Una settimana fa ho parlato a un convegno sui miti che nascono attorno alla salute. Il panel a cui partecipavo era dedicato alle leggende su vaccini e autismo. Difficile immaginare che quello che ho detto sia servito a fare cambiare idea a chi sia radicalmente convinto che un complotto internazionale trami per disinformare sui vaccini che fanno diventare i bambini autistici.
L’ occasione però mi è servita per ribadire in me la convinzione che, per quanto riguardi l’ autismo, ancora nel nostro Paese più che l’evidenza scientifica prevalga la supercazzola. Prima che io prendessi la parola sono stato avvicinato dalla madre di un bambino di tre anni, la donna voleva condividere con me qualche sua perplessità.
Il bambino le sembrava avesse qualche piccola irregolarità nel linguaggio e nella relazione, la madre giustamente aveva iniziato a farlo vedere da qualche “esperto”, per capire se mai quei comportamenti potessero essere considerati come dei possibili “campanelli d’ allarme”.
Si era quindi rivolta a un primo centro specializzato nell’importante città del nord Italia dove lei abita.
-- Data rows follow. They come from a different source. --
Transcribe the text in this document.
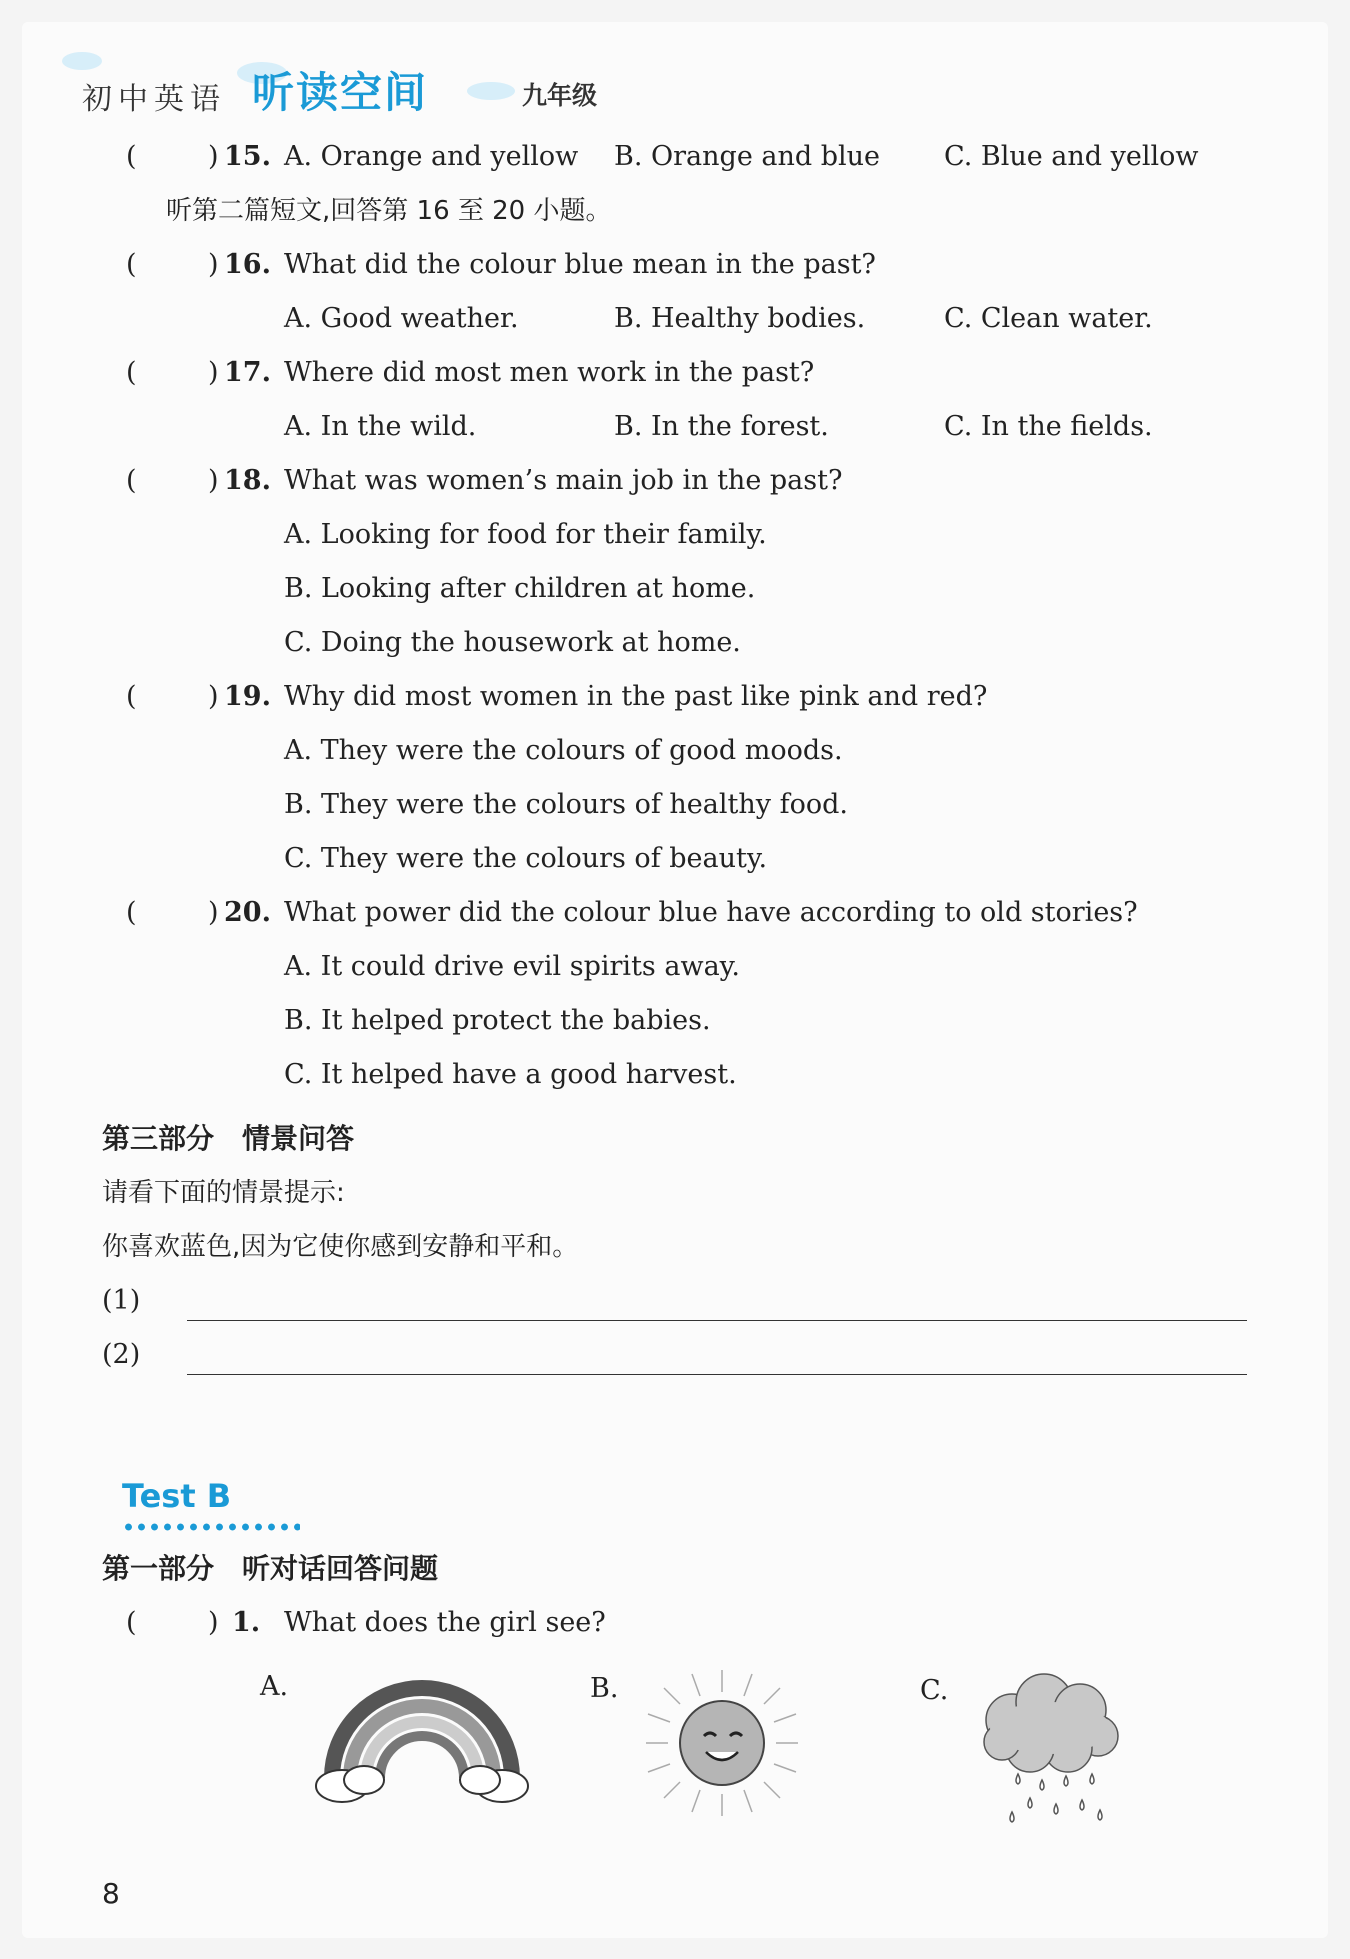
初中英语 听读空间	九年级
(	) 15. A. Orange and yellow B. Orange and blue C. Blue and yellow
听第二篇短文,回答第 16 至 20 小题。
(	) 16. What did the colour blue mean in the past?
A. Good weather.	B. Healthy bodies.	C. Clean water.
(	) 17. Where did most men work in the past?
A. In the wild.	B. In the forest.	C. In the fields.
(	) 18. What was women’s main job in the past?
A. Looking for food for their family.
B. Looking after children at home.
C. Doing the housework at home.
(	) 19. Why did most women in the past like pink and red?
A. They were the colours of good moods.
B. They were the colours of healthy food.
C. They were the colours of beauty.
(	) 20. What power did the colour blue have according to old stories?
A. It could drive evil spirits away.
B. It helped protect the babies.
C. It helped have a good harvest.
第三部分　情景问答
请看下面的情景提示:
你喜欢蓝色,因为它使你感到安静和平和。
(1)
(2)
Test B
第一部分　听对话回答问题
(	) 1. What does the girl see?
A.	B.	C.
8
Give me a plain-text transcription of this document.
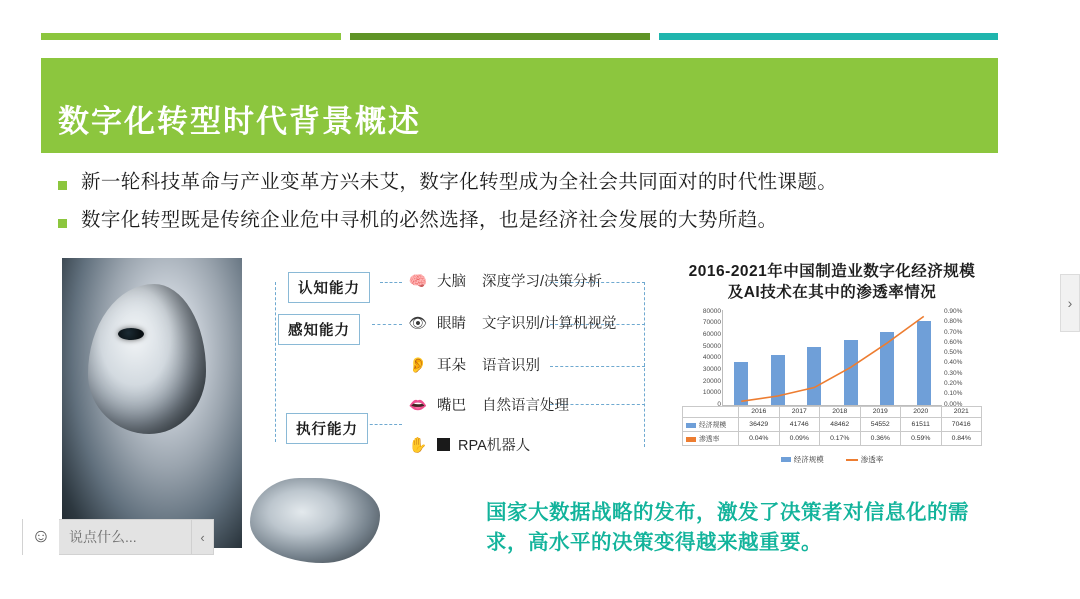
数字化转型时代背景概述
新一轮科技革命与产业变革方兴未艾，数字化转型成为全社会共同面对的时代性课题。
数字化转型既是传统企业危中寻机的必然选择，也是经济社会发展的大势所趋。
认知能力
感知能力
执行能力
🧠 大脑 深度学习/决策分析
👁 眼睛 文字识别/计算机视觉
👂 耳朵 语音识别
👄 嘴巴 自然语言处理
✋ RPA机器人
2016-2021年中国制造业数字化经济规模及AI技术在其中的渗透率情况
80000
70000
60000
50000
40000
30000
20000
10000
0
0.90%
0.80%
0.70%
0.60%
0.50%
0.40%
0.30%
0.20%
0.10%
0.00%
	2016	2017	2018	2019	2020	2021
经济规模	36429	41746	48462	54552	61511	70416
渗透率	0.04%	0.09%	0.17%	0.36%	0.59%	0.84%
经济规模	渗透率
国家大数据战略的发布，激发了决策者对信息化的需求，高水平的决策变得越来越重要。
☺	说点什么...	‹
›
La terapia che le era stata prescritta ha veramente dell’ incredibile, ma vale la pena di riferirla per segnalare l’ evoluzione della classica supercazzola sulle mamme frigorifero, che naturalmente non può più essere riproposta nella sua versione originale e quindi, come ogni mito che si rispetti, si è nel tempo evoluta.
La diagnosi di base restava quella di sempre: il bambino non parlava e era “strano” perché la madre era molto occupata fuori casa per il suo lavoro. Lo straordinario elemento generato dalla mitopoiesi fantautistica consisteva però nella terapia suggerita per ovviare a questa assenza di madre (di padre forcluso non mi ha parlato, ma avevo poco tempo…).
Alla madre fu prescritto innanzitutto di cambiare rossetto…Ne avrebbe dovuto usare da quel momento in poi un tipo con tonalità di rosso molto più acceso, indispensabile per essere notata dal bimbo, che sembrava mostrare indifferenza al fatto che lei ci fosse o meno.
Il vero colpo di teatro però fu la raccomandazione di indossare per più tempo possibile un naso rosso da clown, quelli di plastica che usano gli animatori delle festicciole di compleanno.
La signora solerte mise in pratica le prescrizioni. Naturalmente non cambiò nulla e quel bambino continuava a non parlare. Una sera lei si guardò allo specchio con quel naso da pagliaccio, che portava sempre in borsetta, e decise di cambiare specialista.
Il successivo consulto fu presso un centro specializzato in neuropsichiatria infantile in un arcinoto ospedale, sempre nella stessa metropoli del nord Italia. Questa volta furono meno drastici…Il bimbo non parla? Ha quasi tre anni? Potrebbe essere timido, meglio aspettare ancora un po’…Nel frattempo il consiglio è prendere dei farmaci omeopatici,che pare siano molto efficaci.
Ho dato alla madre il telefono di una persona seria, spero ne faccia buon uso.